Das Engagement aus den Reihen der internationalen Waldorfschulbewegung geht auf das Jahr 2006 zurück. Als eine libanesische Schülergruppe im Rahmen eines Jugendaustausches während der Fußball-WM im Sommer Stuttgart besuchte, brach in Beirut plötzlich der Krieg aus, sodass die Kinder nicht mehr nach Hause konnten. Der Stuttgarter Bürgermeister wandte sich an Ruf, ob dieser die Kinder – trotz Krieges – zu ihren Eltern nach Hause bringen könne. Schließlich brachte der Pädagoge die libanesischen Kinder unter Geleitschutz von Unicef und zwischen den Fronten zu ihren Eltern zurück. Ein Erlebnis, das bei ihm bleibenden Eindruck hinterlassen hat.

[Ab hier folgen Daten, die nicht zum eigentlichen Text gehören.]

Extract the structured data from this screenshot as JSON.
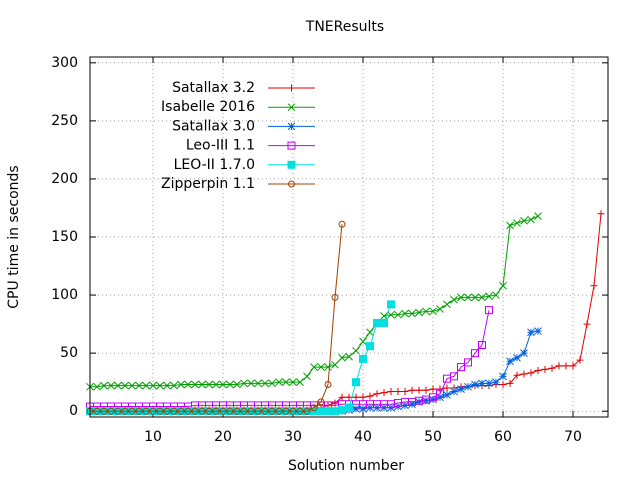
{
  "chart_data": {
    "type": "line",
    "title": "TNEResults",
    "xlabel": "Solution number",
    "ylabel": "CPU time in seconds",
    "xlim": [
      1,
      75
    ],
    "xticks": [
      10,
      20,
      30,
      40,
      50,
      60,
      70
    ],
    "ylim": [
      -5,
      305
    ],
    "yticks": [
      0,
      50,
      100,
      150,
      200,
      250,
      300
    ],
    "grid": true,
    "legend": "top-left",
    "series": [
      {
        "name": "Satallax 3.2",
        "color": "#e00000",
        "marker": "plus",
        "x": [
          1,
          2,
          3,
          4,
          5,
          6,
          7,
          8,
          9,
          10,
          11,
          12,
          13,
          14,
          15,
          16,
          17,
          18,
          19,
          20,
          21,
          22,
          23,
          24,
          25,
          26,
          27,
          28,
          29,
          30,
          31,
          32,
          33,
          34,
          35,
          36,
          37,
          38,
          39,
          40,
          41,
          42,
          43,
          44,
          45,
          46,
          47,
          48,
          49,
          50,
          51,
          52,
          53,
          54,
          55,
          56,
          57,
          58,
          59,
          60,
          61,
          62,
          63,
          64,
          65,
          66,
          67,
          68,
          69,
          70,
          71,
          72,
          73,
          74
        ],
        "values": [
          1,
          1,
          1,
          1,
          1,
          1,
          1,
          1,
          1,
          1,
          1,
          1,
          1,
          1,
          1,
          1,
          1,
          1,
          1,
          1,
          1,
          1,
          1,
          1,
          1,
          1,
          1,
          1,
          1,
          1,
          1,
          1,
          2,
          3,
          5,
          7,
          12,
          12,
          12,
          12,
          13,
          15,
          16,
          17,
          17,
          17,
          18,
          18,
          18,
          19,
          19,
          20,
          20,
          21,
          21,
          22,
          22,
          22,
          23,
          23,
          24,
          31,
          32,
          33,
          35,
          36,
          37,
          39,
          39,
          39,
          44,
          75,
          108,
          170
        ]
      },
      {
        "name": "Isabelle 2016",
        "color": "#00a000",
        "marker": "cross",
        "x": [
          1,
          2,
          3,
          4,
          5,
          6,
          7,
          8,
          9,
          10,
          11,
          12,
          13,
          14,
          15,
          16,
          17,
          18,
          19,
          20,
          21,
          22,
          23,
          24,
          25,
          26,
          27,
          28,
          29,
          30,
          31,
          32,
          33,
          34,
          35,
          36,
          37,
          38,
          39,
          40,
          41,
          42,
          43,
          44,
          45,
          46,
          47,
          48,
          49,
          50,
          51,
          52,
          53,
          54,
          55,
          56,
          57,
          58,
          59,
          60,
          61,
          62,
          63,
          64,
          65
        ],
        "values": [
          21,
          21,
          22,
          22,
          22,
          22,
          22,
          22,
          22,
          22,
          22,
          22,
          22,
          23,
          23,
          23,
          23,
          23,
          23,
          23,
          23,
          23,
          24,
          24,
          24,
          24,
          24,
          25,
          25,
          25,
          25,
          30,
          38,
          38,
          38,
          40,
          46,
          47,
          52,
          60,
          68,
          76,
          82,
          83,
          83,
          84,
          84,
          85,
          86,
          86,
          88,
          92,
          96,
          98,
          98,
          98,
          98,
          99,
          100,
          108,
          160,
          162,
          164,
          165,
          168
        ]
      },
      {
        "name": "Satallax 3.0",
        "color": "#0060e0",
        "marker": "star",
        "x": [
          1,
          2,
          3,
          4,
          5,
          6,
          7,
          8,
          9,
          10,
          11,
          12,
          13,
          14,
          15,
          16,
          17,
          18,
          19,
          20,
          21,
          22,
          23,
          24,
          25,
          26,
          27,
          28,
          29,
          30,
          31,
          32,
          33,
          34,
          35,
          36,
          37,
          38,
          39,
          40,
          41,
          42,
          43,
          44,
          45,
          46,
          47,
          48,
          49,
          50,
          51,
          52,
          53,
          54,
          55,
          56,
          57,
          58,
          59,
          60,
          61,
          62,
          63,
          64,
          65
        ],
        "values": [
          0,
          0,
          0,
          0,
          0,
          0,
          0,
          0,
          0,
          0,
          0,
          0,
          0,
          0,
          0,
          0,
          0,
          0,
          0,
          0,
          0,
          0,
          0,
          0,
          0,
          0,
          0,
          0,
          0,
          0,
          0,
          0,
          0,
          0,
          0,
          0,
          0,
          1,
          2,
          2,
          3,
          3,
          3,
          3,
          4,
          5,
          6,
          8,
          9,
          10,
          12,
          14,
          17,
          19,
          21,
          23,
          24,
          24,
          25,
          30,
          43,
          46,
          50,
          68,
          69
        ]
      },
      {
        "name": "Leo-III 1.1",
        "color": "#c000ff",
        "marker": "square",
        "x": [
          1,
          2,
          3,
          4,
          5,
          6,
          7,
          8,
          9,
          10,
          11,
          12,
          13,
          14,
          15,
          16,
          17,
          18,
          19,
          20,
          21,
          22,
          23,
          24,
          25,
          26,
          27,
          28,
          29,
          30,
          31,
          32,
          33,
          34,
          35,
          36,
          37,
          38,
          39,
          40,
          41,
          42,
          43,
          44,
          45,
          46,
          47,
          48,
          49,
          50,
          51,
          52,
          53,
          54,
          55,
          56,
          57,
          58
        ],
        "values": [
          4,
          4,
          4,
          4,
          4,
          4,
          4,
          4,
          4,
          4,
          4,
          4,
          4,
          4,
          4,
          5,
          5,
          5,
          5,
          5,
          5,
          5,
          5,
          5,
          5,
          5,
          5,
          5,
          5,
          5,
          5,
          5,
          5,
          5,
          5,
          5,
          6,
          6,
          6,
          6,
          6,
          6,
          6,
          6,
          7,
          8,
          8,
          9,
          10,
          12,
          15,
          28,
          30,
          38,
          42,
          50,
          57,
          87
        ]
      },
      {
        "name": "LEO-II 1.7.0",
        "color": "#00e0e0",
        "marker": "filled-square",
        "x": [
          1,
          2,
          3,
          4,
          5,
          6,
          7,
          8,
          9,
          10,
          11,
          12,
          13,
          14,
          15,
          16,
          17,
          18,
          19,
          20,
          21,
          22,
          23,
          24,
          25,
          26,
          27,
          28,
          29,
          30,
          31,
          32,
          33,
          34,
          35,
          36,
          37,
          38,
          39,
          40,
          41,
          42,
          43,
          44
        ],
        "values": [
          0,
          0,
          0,
          0,
          0,
          0,
          0,
          0,
          0,
          0,
          0,
          0,
          0,
          0,
          0,
          0,
          0,
          0,
          0,
          0,
          0,
          0,
          0,
          0,
          0,
          0,
          0,
          0,
          0,
          0,
          0,
          0,
          0,
          0,
          0,
          0,
          1,
          3,
          25,
          45,
          56,
          76,
          76,
          92
        ]
      },
      {
        "name": "Zipperpin 1.1",
        "color": "#a04000",
        "marker": "circle",
        "x": [
          1,
          2,
          3,
          4,
          5,
          6,
          7,
          8,
          9,
          10,
          11,
          12,
          13,
          14,
          15,
          16,
          17,
          18,
          19,
          20,
          21,
          22,
          23,
          24,
          25,
          26,
          27,
          28,
          29,
          30,
          31,
          32,
          33,
          34,
          35,
          36,
          37
        ],
        "values": [
          0,
          0,
          0,
          0,
          0,
          0,
          0,
          0,
          0,
          0,
          0,
          0,
          0,
          0,
          0,
          0,
          0,
          0,
          0,
          0,
          0,
          0,
          0,
          0,
          0,
          0,
          0,
          0,
          0,
          0,
          0,
          0,
          3,
          8,
          23,
          98,
          161
        ]
      }
    ]
  }
}
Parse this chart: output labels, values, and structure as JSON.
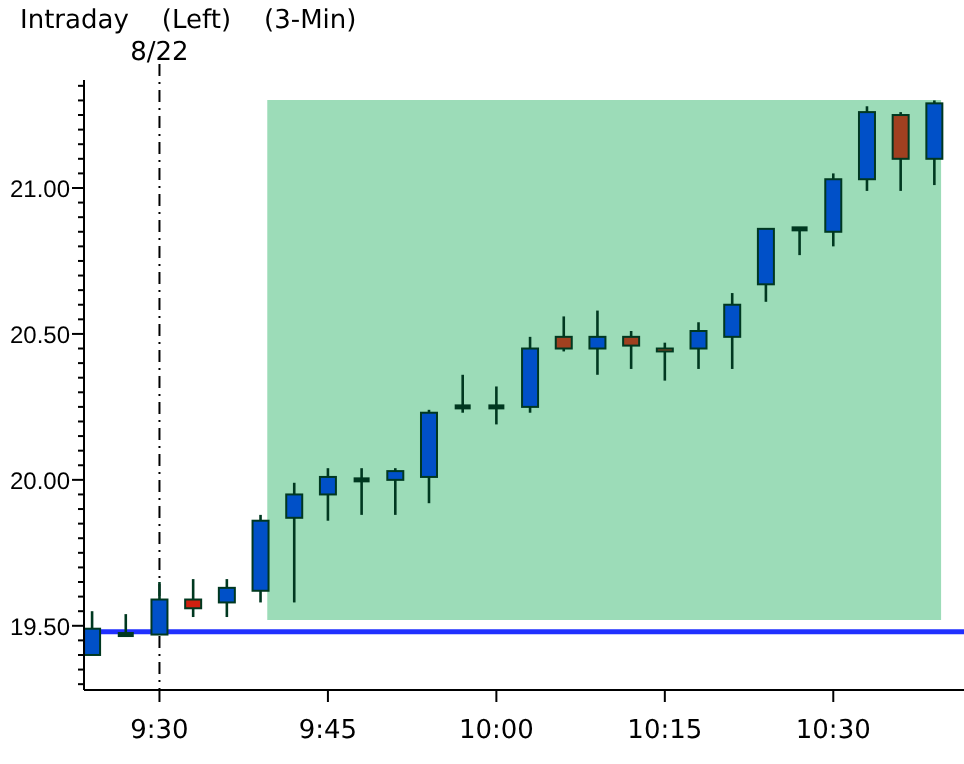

„Ich habe erst in Beirut erfahren, was Krieg überhaupt heißt“, erinnert sich der Lehrer an Granat-Einschläge und Maschinengewehrsalven. „Sie schauen in bleiche Gesichter und starre Augen, das vergessen Sie nicht mehr.“ Nach den Erfahrungen in Beirut entwickelte er das große Anliegen, denjenigen Kindern, die in solche Situationen geraten, sofort und unmittelbar zu helfen. So entstand die Idee der Notfallpädagogik, die mit dem verheerenden Erdbeben im chinesischen Sichuan im Jahre 2008 ihre Feuertaufe erlebte: Auf Anfrage von internationalen Hilfsorganisationen kamen die Teams unter der Leitung von Ruf zum Einsatz. Mittlerweile waren die Teams schon in 24 Ländern aktiv: Es ist inzwischen ein internationales Netzwerk entstanden, das aufgrund seiner Kompetenz und Wirksamkeit gerne von Waldorfschulen gerufen oder auch von Hilfsorganisationen wie beispielsweise „Aktion Deutschland hilft“ (ADH) finanziell unterstützt wird. Einmal jährlich trifft sich die internationale Gemeinschaft von Notfallpädagogen in Karlsruhe, um Erfahrungen auszutauschen und Wissen zu vertiefen.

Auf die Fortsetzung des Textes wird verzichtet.